Upon arrival please have your child use the bathroom, wash hands, and wait quietly in the halls. If you arrive early enough, feel free to take a brief walk, play in the park, courtyard or to read a book. We find the children that arrive early and have this transition time before entering the classroom are much more comfortable in their schooling experience.

In the 5-day program all children say goodbye at the door. If your child has had a rough night, or any traumas before getting to school please share with your teacher at drop off with a note. It is in the best interest of the child that parent teacher conversations are kept to a minimum at the door. Sometimes EC children have difficulty transitioning into the classroom, but there is no need to worry, as all of the teachers are confident in nurturing your child through this process.

Breakfast at Home

With the preponderance of evidence suggesting that breakfast is key, the next question becomes: Does it matter what kind of breakfast children eat? The answer is yes. Your early childhood teachers can provide you a range of ways to help your child start the day with a healthy breakfast and simple ideas to make breakfast a beautiful start to the family day. A healthy breakfast is an important step to the health and well being of your child. We recommend that your child sits down at the family table and has a good 15-20 minutes to nourish themselves. We highly recommend a warm breakfast and discourage sugary cold cereals. Simple and healthy breakfast choices could include be a fruit smoothie and toast with nutty butter, or scrambled egg and rice. Asking other parents what they serve their child is a good way to get ideas.

Birthdays

At Cedarwood Waldorf School each child’s birthday is honored and celebrated as a joyous occasion. In the Early Childhood program each class celebrates in their own way. Your child’s teacher will share with you the date of your child’s celebration and your family’s participation. We do welcome the whole family to come celebrate, so even if both parents cannot to attend we encourage at least one parent to come. Siblings, grandparents, and other people particularly important in your child’s life are also welcome.

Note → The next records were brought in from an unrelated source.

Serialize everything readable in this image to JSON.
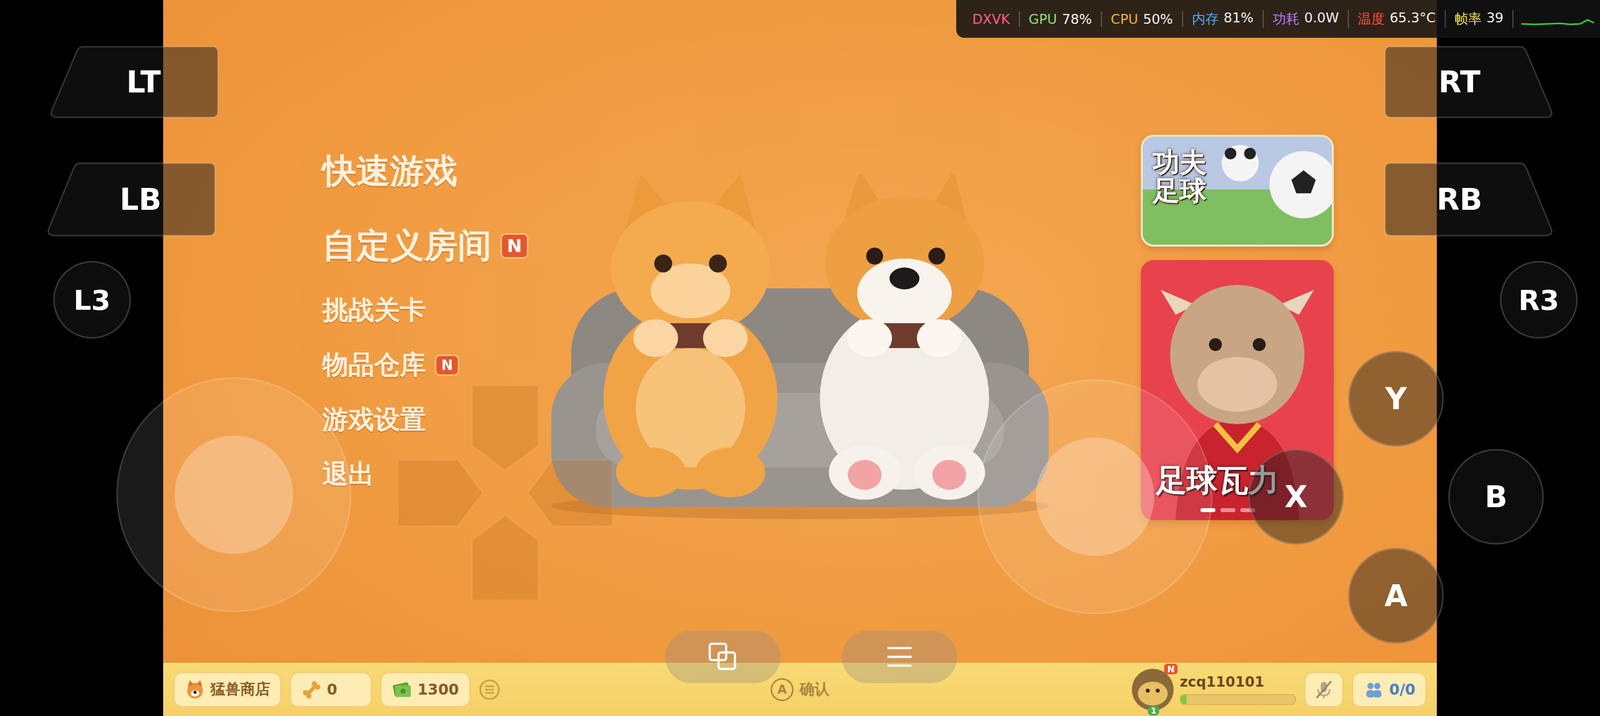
{
  "hud": [
    {
      "label": "DXVK",
      "color": "#ff5d8f"
    },
    {
      "label": "GPU",
      "value": "78%",
      "color": "#86e07a"
    },
    {
      "label": "CPU",
      "value": "50%",
      "color": "#f5b02a"
    },
    {
      "label": "内存",
      "value": "81%",
      "color": "#4fa9ff"
    },
    {
      "label": "功耗",
      "value": "0.0W",
      "color": "#b97cff"
    },
    {
      "label": "温度",
      "value": "65.3°C",
      "color": "#ff4a4a"
    },
    {
      "label": "帧率",
      "value": "39",
      "color": "#f2e24b"
    }
  ],
  "menu": [
    {
      "label": "快速游戏",
      "kind": "primary"
    },
    {
      "label": "自定义房间",
      "kind": "primary",
      "badge": "N"
    },
    {
      "label": "挑战关卡",
      "kind": "secondary"
    },
    {
      "label": "物品仓库",
      "kind": "secondary",
      "badge": "N"
    },
    {
      "label": "游戏设置",
      "kind": "secondary"
    },
    {
      "label": "退出",
      "kind": "secondary"
    }
  ],
  "banners": [
    {
      "title": "功夫足球",
      "kind": "field"
    },
    {
      "title": "足球瓦力",
      "kind": "mascot",
      "pager": [
        {
          "selected": true
        },
        {
          "selected": false
        },
        {
          "selected": false
        }
      ]
    }
  ],
  "bottom_bar": {
    "shop": "猛兽商店",
    "currencies": [
      {
        "kind": "bone",
        "value": "0"
      },
      {
        "kind": "cash",
        "value": "1300"
      }
    ],
    "hint": {
      "key": "A",
      "label": "确认"
    },
    "player": {
      "name": "zcq110101",
      "level": "1",
      "badge": "N",
      "xp": 0.05
    },
    "mic": {
      "muted": true
    },
    "team": "0/0"
  },
  "controls": {
    "left_trigger": "LT",
    "left_bumper": "LB",
    "left_stick_click": "L3",
    "right_trigger": "RT",
    "right_bumper": "RB",
    "right_stick_click": "R3",
    "y": "Y",
    "b": "B",
    "x": "X",
    "a": "A"
  }
}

Change of Address or Contact Info

Please be sure the office has all of your up to date contact information (correct address, phone numbers, and email) including your emergency contact information. In addition please make sure someone is always available if we need to contact you during the Kindergarten morning.

Classroom Visits

Each teacher welcomes parents into the classroom at different times. Your teacher will explain when those opportunities are available. For some children, it may be better for the parent to wait until the child has adjusted to the new environment before visiting. Anytime you are in the classroom, including morning drop off in the hallway, we ask that you remember that this is a child’s environment. All adults are asked to be mindful that our speech is soft and direct. The teachers’ foremost responsibility in the classroom is to attend to the interactions of the children, and there may be little opportunity for conversation with parents. Please be mindful of talking to our assistants as they are there to serve the children too.

Clothing

Please dress your child in plain, simple, layered (short sleeve, long sleeve and sweater) play clothes, including undergarments, which allow your child to move freely and to use the bathroom by themselves. We ask that you not dress your child in clothing decorated with media characters, costumes, camouflage, or sports uniforms. Please save dress up clothes for our festivals.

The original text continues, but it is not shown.